Questa villa fu costruita dai Conti Agostini Venerosi della
Seta nel 1448. All'interno della villa, nel grande salone
si trovano affreschi di Andrea Foscoli con scene
mitologiche. Fino al 1745, la villa appartenne ai Della
Seta, ma dopo il matrimonio di Teresa della seta con Cosimo
Agostini, passò alla famiglia Agostini. La villa ospita
oggi un albergo di lusso con centro convegni.
Andando in direzione di Asciano, ci sono
le Cave di S. Giuliano che venivano già sfruttate
dai Romani per la costruzione di edifici nei dintorni di
Pisa. Si dice anche che venissero usate per la costruzione
delle mura etrusche a Lucca. Il paese di Asciano
dista circa 6 km da S. Giuliano Terme, ai piedi del monte
Faeta, menzionato da Carducci nella sua opera "Faida di
comune". Questo paese venne menzionato per la prima
volta nel 975. Da qui partiva anche l'acquedotto di Pisa,
di 6 km di lunghezza con 954 arcate, la cui costruzione
iniziò nel 1592 sotto il Granduca Ferdinando per terminare
con Cosimo III. Da visitare sono la Chiesa di S. Giovanni
Battista, al cui interno è conservato una croce del XV
secolo e la Grotta del Leone vicina.
Calci
era già conosciuta nell'epoca
romana sotto "Locus Calci" a causa dell'attività
di fabbricazione della calce. Un'altra ipotesi invece dice
che la denominazione deriva dalla posizione geografica, dal
latino "calcem" che significa talone. Per la prima
volta fu nominata nel 780 e nel XIII secolo esisteva come
castello. Durante il Medioevo fu borgo agricolo e conosciuto
anche per la produzione di pregiati panni. Inoltre fu luogo
ideale per gli eremiti che si nascondevano nelle grotte
vicine. Nel XIV secolo fu distrutta tutta la valle. Nel
corso dei secoli fu sotto varie dominazioni come sotto il
duca di Milano, il re di Napoli ed i Fiorentini, finché
diventò nel 1866 sede di Comune. Da visitare è la Pieve
romanica di S. Giovanni e Ermolao (XII sec.). Non da perdere
è la cosìdetta Certosa di Calci ossia di Pisa, dopo
Pavia è la seconda certosa per grandezza d'Italia. Il
monastero che assomiglia ad un castello risale al 1366 ed
era un ordine di clausura. I certosini provenivano da
Chartrois (Francia), vicino a Grenobles. Nel XVII secolo
subì una trasformazione nello stile barocco con affreschi
interni di Stefano Cassini. Il suo periodo di massima
fioritura ebbe nel XVIII secolo. Oggi, la certosa di Calci
è sede del Museo di Scienze Naturali dell'Università
degli Studi di Pisa.
Andando un po' verso sud, si arriva a Uliveto Terme
rinnomato per l'acque minerale che vi viene imbottigliato.

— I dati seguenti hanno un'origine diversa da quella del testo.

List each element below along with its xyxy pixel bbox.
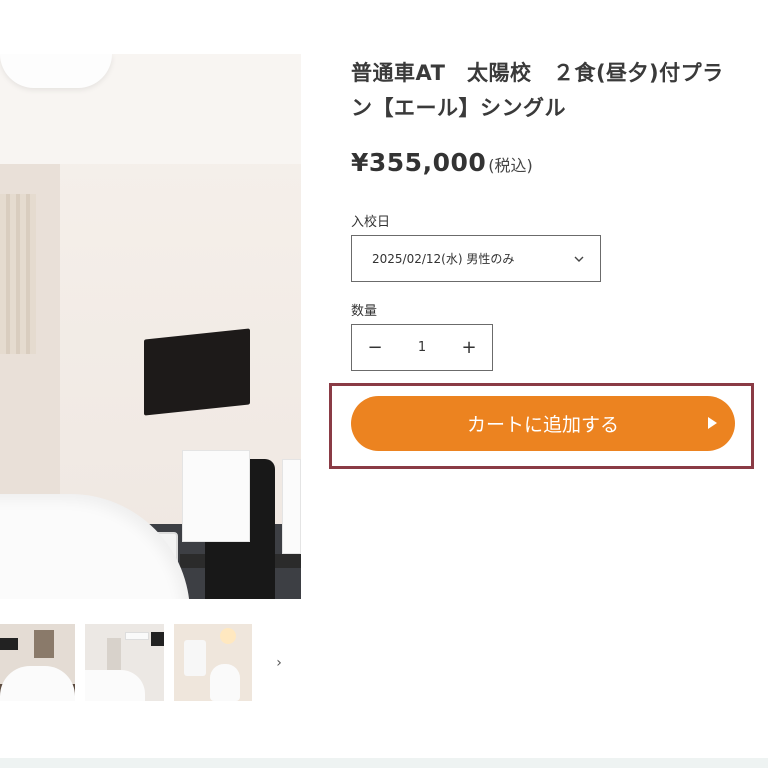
product-title-line-1: 普通車AT 太陽校 ２食(昼夕)付プラ bbox=[351, 61, 724, 85]
thumbnail-1[interactable] bbox=[0, 624, 75, 701]
enrollment-date-label: 入校日 bbox=[351, 215, 391, 230]
product-title-line-2: ン【エール】シングル bbox=[351, 96, 566, 120]
thumb-tv bbox=[0, 638, 18, 650]
enrollment-date-select[interactable]: 2025/02/12(水) 男性のみ bbox=[351, 235, 601, 282]
thumb-window bbox=[34, 630, 54, 658]
minus-icon: − bbox=[367, 337, 383, 358]
thumbnail-2[interactable] bbox=[85, 624, 164, 701]
thumb-toilet bbox=[210, 664, 240, 701]
thumb-tv bbox=[151, 632, 164, 646]
photo-towel bbox=[182, 450, 250, 542]
thumbnail-3[interactable] bbox=[174, 624, 252, 701]
photo-curtain bbox=[0, 194, 36, 354]
quantity-label: 数量 bbox=[351, 304, 378, 319]
thumb-air-conditioner bbox=[125, 632, 149, 640]
quantity-stepper: − 1 + bbox=[351, 324, 493, 371]
add-to-cart-button[interactable]: カートに追加する bbox=[351, 396, 735, 451]
chevron-down-icon bbox=[574, 256, 584, 262]
photo-towel-2 bbox=[282, 459, 301, 554]
product-title: 普通車AT 太陽校 ２食(昼夕)付プラ ン【エール】シングル bbox=[351, 56, 741, 126]
footer-strip bbox=[0, 758, 768, 768]
product-main-image[interactable] bbox=[0, 54, 301, 599]
price-tax-note: (税込) bbox=[488, 156, 533, 175]
thumb-bed bbox=[0, 666, 75, 701]
product-price: ¥355,000 (税込) bbox=[351, 148, 533, 177]
plus-icon: + bbox=[461, 337, 477, 358]
thumb-bed bbox=[85, 670, 145, 701]
enrollment-date-value: 2025/02/12(水) 男性のみ bbox=[372, 252, 515, 266]
photo-ceiling-lamp bbox=[0, 54, 112, 88]
play-arrow-icon bbox=[708, 417, 717, 429]
add-to-cart-label: カートに追加する bbox=[466, 414, 619, 436]
quantity-increase-button[interactable]: + bbox=[446, 325, 492, 370]
thumbnail-strip: › bbox=[0, 624, 300, 701]
thumb-light bbox=[220, 628, 236, 644]
thumb-sink bbox=[184, 640, 206, 676]
quantity-decrease-button[interactable]: − bbox=[352, 325, 398, 370]
price-amount: ¥355,000 bbox=[351, 148, 487, 177]
thumbnail-next-chevron-icon[interactable]: › bbox=[268, 652, 290, 674]
thumb-door bbox=[107, 638, 121, 674]
quantity-input[interactable]: 1 bbox=[398, 340, 446, 355]
photo-wall-tv bbox=[144, 328, 250, 416]
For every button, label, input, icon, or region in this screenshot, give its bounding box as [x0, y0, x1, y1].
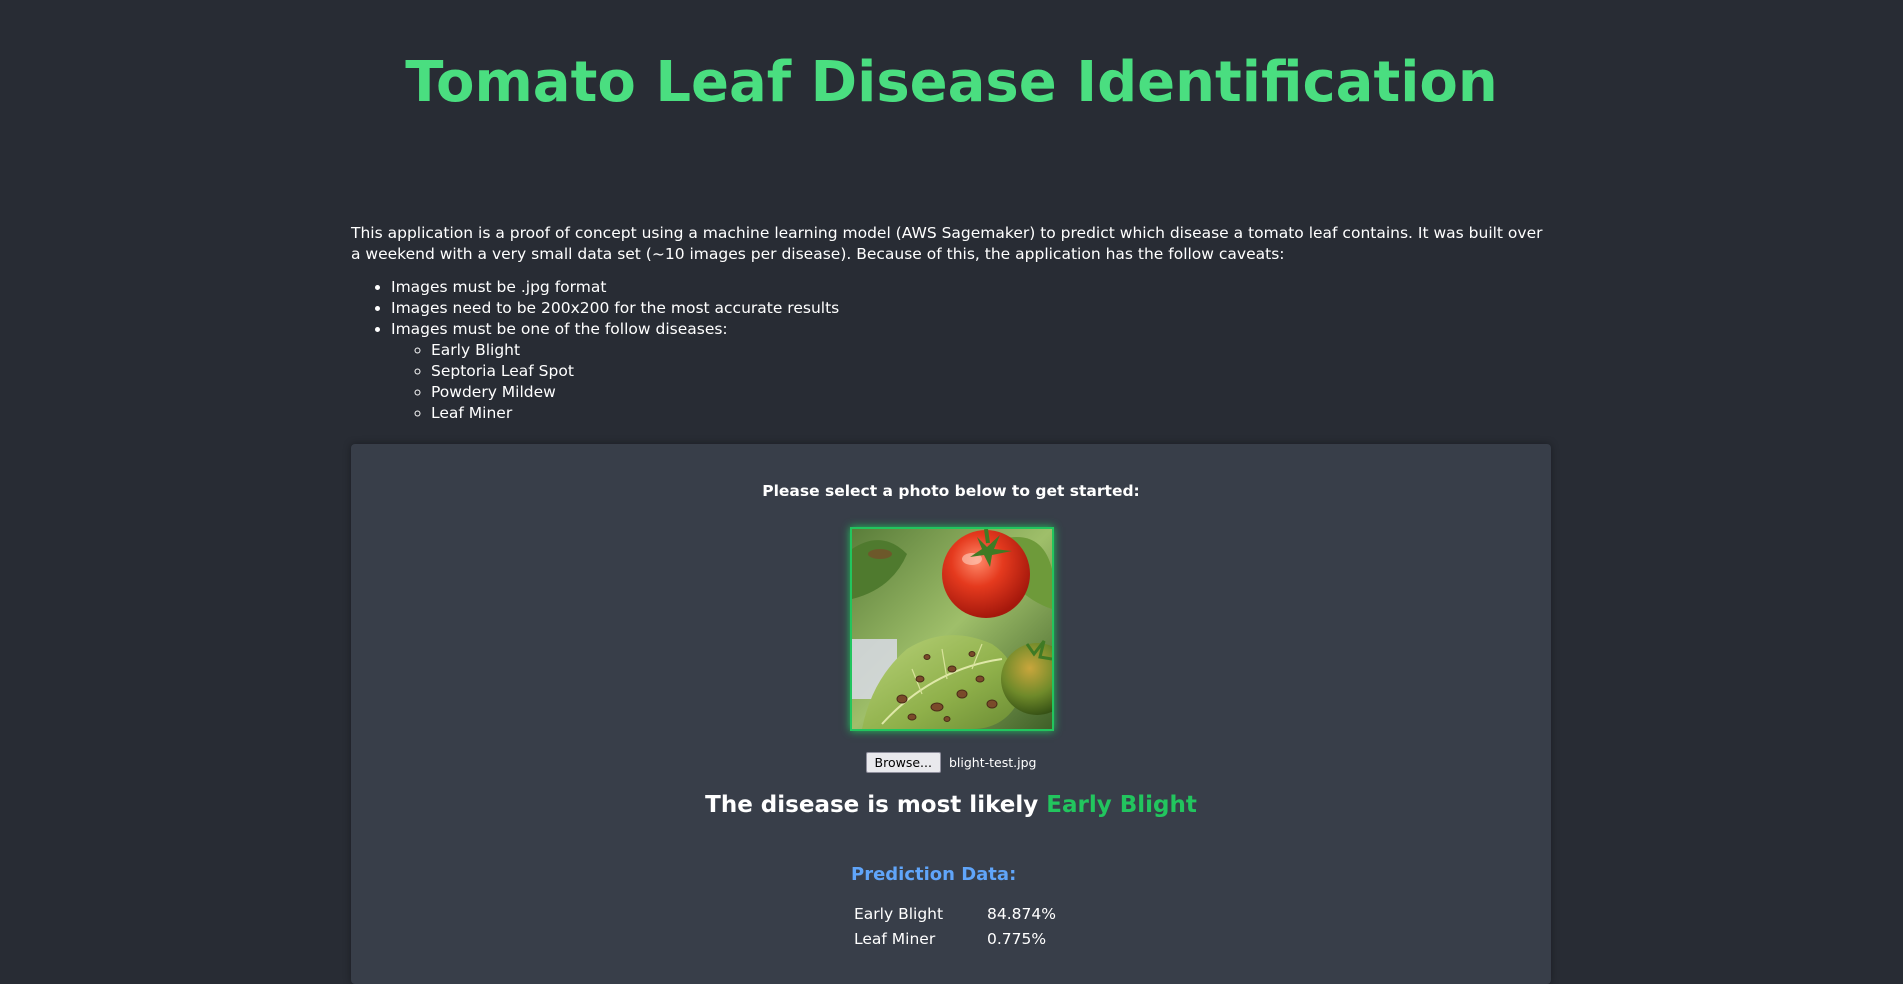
- table-row: Early Blight 84.874%: [851, 903, 1056, 928]
- upload-prompt: Please select a photo below to get start…: [762, 482, 1140, 500]
- intro-section: This application is a proof of concept u…: [351, 223, 1551, 424]
- upload-panel: Please select a photo below to get start…: [351, 444, 1551, 984]
- prediction-value: 0.775%: [987, 929, 1047, 948]
- browse-button[interactable]: Browse...: [865, 752, 941, 773]
- prediction-data-title: Prediction Data:: [851, 864, 1017, 885]
- result-disease: Early Blight: [1046, 792, 1197, 818]
- page-title: Tomato Leaf Disease Identification: [405, 50, 1498, 115]
- prediction-value: 84.874%: [987, 904, 1056, 923]
- disease-item: Powdery Mildew: [431, 382, 1551, 403]
- caveat-item-label: Images must be one of the follow disease…: [391, 320, 728, 338]
- prediction-table: Early Blight 84.874% Leaf Miner 0.775%: [851, 903, 1056, 953]
- prediction-label: Leaf Miner: [854, 929, 936, 948]
- selected-file-name: blight-test.jpg: [948, 755, 1037, 770]
- selected-photo-preview: [850, 527, 1054, 731]
- intro-text: This application is a proof of concept u…: [351, 224, 1543, 263]
- tomato-leaf-photo: [852, 529, 1052, 729]
- prediction-result: The disease is most likely Early Blight: [351, 792, 1551, 818]
- file-input: Browse... blight-test.jpg: [351, 752, 1551, 773]
- caveat-item: Images must be .jpg format: [391, 277, 1551, 298]
- diseases-list: Early Blight Septoria Leaf Spot Powdery …: [391, 340, 1551, 424]
- disease-item: Leaf Miner: [431, 403, 1551, 424]
- table-row: Leaf Miner 0.775%: [851, 928, 1056, 953]
- caveats-list: Images must be .jpg format Images need t…: [351, 277, 1551, 424]
- caveat-item: Images need to be 200x200 for the most a…: [391, 298, 1551, 319]
- result-prefix: The disease is most likely: [705, 792, 1039, 818]
- caveat-item: Images must be one of the follow disease…: [391, 319, 1551, 424]
- disease-item: Septoria Leaf Spot: [431, 361, 1551, 382]
- prediction-label: Early Blight: [854, 904, 944, 923]
- disease-item: Early Blight: [431, 340, 1551, 361]
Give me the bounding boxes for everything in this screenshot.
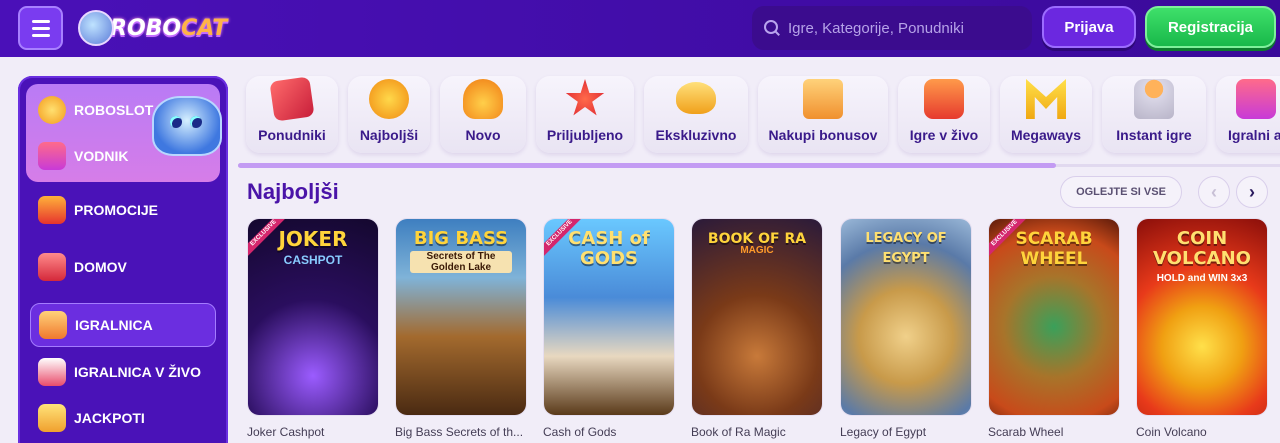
gift-box-icon bbox=[803, 79, 843, 119]
game-card-joker-cashpot[interactable]: JOKER CASHPOT EXCLUSIVE bbox=[247, 218, 379, 416]
sidebar-item-label: IGRALNICA V ŽIVO bbox=[74, 364, 202, 380]
providers-icon bbox=[269, 76, 315, 122]
sidebar-item-roboslot[interactable]: ROBOSLOT bbox=[30, 88, 216, 132]
top-bar: ROBOCAT Prijava Registracija bbox=[0, 0, 1280, 57]
sidebar-item-jackpoti[interactable]: JACKPOTI bbox=[30, 396, 216, 440]
category-novo[interactable]: Novo bbox=[440, 76, 526, 153]
category-bar: Ponudniki Najboljši Novo Priljubljeno Ek… bbox=[240, 76, 1280, 158]
sidebar-item-igralnica[interactable]: IGRALNICA bbox=[30, 303, 216, 347]
search-input[interactable] bbox=[788, 19, 1018, 37]
menu-icon bbox=[31, 19, 50, 23]
category-priljubljeno[interactable]: Priljubljeno bbox=[536, 76, 634, 153]
sidebar-item-label: IGRALNICA bbox=[75, 317, 153, 333]
game-caption[interactable]: Legacy of Egypt bbox=[840, 425, 972, 439]
game-card-scarab-wheel[interactable]: SCARAB WHEEL EXCLUSIVE bbox=[988, 218, 1120, 416]
sidebar-item-domov[interactable]: DOMOV bbox=[30, 245, 216, 289]
logo-text: ROBOCAT bbox=[110, 15, 228, 41]
game-caption[interactable]: Scarab Wheel bbox=[988, 425, 1120, 439]
category-ponudniki[interactable]: Ponudniki bbox=[246, 76, 338, 153]
slot-icon bbox=[38, 142, 66, 170]
game-caption[interactable]: Joker Cashpot bbox=[247, 425, 379, 439]
prev-arrow-button[interactable]: ‹ bbox=[1198, 176, 1230, 208]
sidebar-item-promocije[interactable]: PROMOCIJE bbox=[30, 188, 216, 232]
register-button[interactable]: Registracija bbox=[1145, 6, 1276, 48]
see-all-button[interactable]: OGLEJTE SI VSE bbox=[1060, 176, 1182, 208]
category-najboljsi[interactable]: Najboljši bbox=[348, 76, 430, 153]
logo[interactable]: ROBOCAT bbox=[78, 8, 228, 48]
category-igre-v-zivo[interactable]: Igre v živo bbox=[898, 76, 990, 153]
gift-icon bbox=[38, 196, 66, 224]
sidebar: ROBOSLOT VODNIK PROMOCIJE DOMOV IGRALNIC… bbox=[18, 76, 228, 443]
category-igralni-avtomati[interactable]: Igralni av bbox=[1216, 76, 1280, 153]
sidebar-item-vodnik[interactable]: VODNIK bbox=[30, 134, 216, 178]
sidebar-item-label: ROBOSLOT bbox=[74, 102, 154, 118]
category-megaways[interactable]: Megaways bbox=[1000, 76, 1092, 153]
megaways-icon bbox=[1026, 79, 1066, 119]
next-arrow-button[interactable]: › bbox=[1236, 176, 1268, 208]
live-icon bbox=[924, 79, 964, 119]
star-icon bbox=[565, 79, 605, 116]
sidebar-item-igralnica-v-zivo[interactable]: IGRALNICA V ŽIVO bbox=[30, 350, 216, 394]
game-caption[interactable]: Cash of Gods bbox=[543, 425, 675, 439]
login-button[interactable]: Prijava bbox=[1042, 6, 1136, 48]
chevron-left-icon: ‹ bbox=[1211, 181, 1217, 202]
bell-icon bbox=[463, 79, 503, 119]
section-title: Najboljši bbox=[247, 179, 339, 204]
game-caption[interactable]: Book of Ra Magic bbox=[691, 425, 823, 439]
category-nakupi-bonusov[interactable]: Nakupi bonusov bbox=[758, 76, 888, 153]
joystick-icon bbox=[1134, 79, 1174, 119]
game-card-cash-of-gods[interactable]: CASH of GODS EXCLUSIVE bbox=[543, 218, 675, 416]
category-scrollbar[interactable] bbox=[238, 163, 1056, 168]
jackpot-icon bbox=[38, 404, 66, 432]
game-caption[interactable]: Big Bass Secrets of th... bbox=[395, 425, 527, 439]
game-card-coin-volcano[interactable]: COIN VOLCANO HOLD and WIN 3x3 bbox=[1136, 218, 1268, 416]
sidebar-item-label: VODNIK bbox=[74, 148, 129, 164]
search-icon bbox=[764, 20, 780, 36]
medal-icon bbox=[369, 79, 409, 119]
gem-icon bbox=[676, 82, 716, 114]
sidebar-item-label: DOMOV bbox=[74, 259, 127, 275]
hamburger-menu-button[interactable] bbox=[18, 6, 63, 50]
game-card-legacy-of-egypt[interactable]: LEGACY OF EGYPT bbox=[840, 218, 972, 416]
coin-icon bbox=[38, 96, 66, 124]
sidebar-item-label: PROMOCIJE bbox=[74, 202, 159, 218]
robocat-mascot-icon bbox=[78, 10, 114, 46]
home-icon bbox=[38, 253, 66, 281]
chevron-right-icon: › bbox=[1249, 181, 1255, 202]
game-card-book-of-ra-magic[interactable]: BOOK OF RA MAGIC bbox=[691, 218, 823, 416]
sidebar-item-label: JACKPOTI bbox=[74, 410, 145, 426]
category-instant-igre[interactable]: Instant igre bbox=[1102, 76, 1206, 153]
category-ekskluzivno[interactable]: Ekskluzivno bbox=[644, 76, 748, 153]
game-card-big-bass[interactable]: BIG BASS Secrets of The Golden Lake bbox=[395, 218, 527, 416]
slot-machine-icon bbox=[39, 311, 67, 339]
slot-icon bbox=[1236, 79, 1276, 119]
search-box[interactable] bbox=[752, 6, 1032, 50]
cards-icon bbox=[38, 358, 66, 386]
game-caption[interactable]: Coin Volcano bbox=[1136, 425, 1268, 439]
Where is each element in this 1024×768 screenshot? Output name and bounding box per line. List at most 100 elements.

Esso è particolarmente ricca di elettroliti e ioni
minerali, ideali per disturbi digestivi, il fegato, le vie
urinarie, cure pediatriche ed il reintegro dell'equilibrio
idro-salino. Tutto ciò si può sperimentare nel Parco
delle Terme. La prossima tappa è Vicopisano, il
cosidetto "Borgo delle trecento torri" dei quali
vi sono rimaste circa quindici. Venne nominato per la prima
volta nel I secolo. Da visitare ancora la Torre del
Brunelleschi del 1406 e forse la più bella, la Torre del
Mastio, il Torrione delle quattro Porte e il Torrione
Malanima, per nominarne soltanto alcune.